Deal durchgewunken

Signa kauft Kika/Leiner: Wettbewerbsbehörde gibt o. k.

Aufgrund der Dringlichkeit hat BWB den Zusammenschluss vor Fristablauf freigegeben.

Aufatmen bei kika/Leiner-Boss Gunnar George (Bild): Die Bundeswettbewerbsbehörde (BWB) hat den Kauf der Möbelkette durch die Signa Gruppe des Tiroler Immobilieninvestors Rene Benko durchgewunken. "Der Zusammenschluss führt zu keinen wettbewerbsrechtlichen Bedenken", erklärte BWB-Chef Theodor Thanner am Montag in einer Aussendung. Aufgrund der Dringlichkeit habe die BWB den Zusammenschluss vor Fristablauf freigegeben.
 

Positive Bewertung

Der BWB-Chef bewertet den Deal aus Wettbewerbssicht insgesamt positiv.

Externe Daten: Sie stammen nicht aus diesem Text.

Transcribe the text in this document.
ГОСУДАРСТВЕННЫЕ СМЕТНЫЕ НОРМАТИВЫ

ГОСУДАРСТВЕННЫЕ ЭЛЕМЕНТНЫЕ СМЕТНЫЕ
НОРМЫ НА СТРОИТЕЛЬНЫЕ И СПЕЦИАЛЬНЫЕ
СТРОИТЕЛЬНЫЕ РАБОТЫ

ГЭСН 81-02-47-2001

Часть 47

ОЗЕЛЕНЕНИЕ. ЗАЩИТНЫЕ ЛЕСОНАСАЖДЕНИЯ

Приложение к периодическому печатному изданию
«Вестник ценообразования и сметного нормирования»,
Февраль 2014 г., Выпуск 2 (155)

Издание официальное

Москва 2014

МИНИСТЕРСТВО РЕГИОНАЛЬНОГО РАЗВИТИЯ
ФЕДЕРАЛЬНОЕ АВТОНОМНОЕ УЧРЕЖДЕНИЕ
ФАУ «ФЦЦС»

Es sei damit verhindert worden, dass Kika und Leiner vom Möbeleinzelhandelsmarkt verschwinden und die Produktauswahl für die Konsumenten gesunken wäre.
 
 

Rund 600 Mio. Euro

Rechnet man den Kaufpreis von 490 Mio. Euro für die Immobilien und einen Sanierungsbeitrag von über 100 Mio. Euro zusammen, so lässt sich Signa den Deal über 600 Mio. Euro kosten. Kika/Leiner wurde durch den Bilanzskandal der ehemaligen Konzernmutter Steinhoff in den letzten Monaten immer tiefer in die Krise gerissen. Mitte Juni verkaufte der südafrikanische Einzelhandelskonzern Steinhoff in einer Notaktion seine Tochter Kika/Leiner an Signa.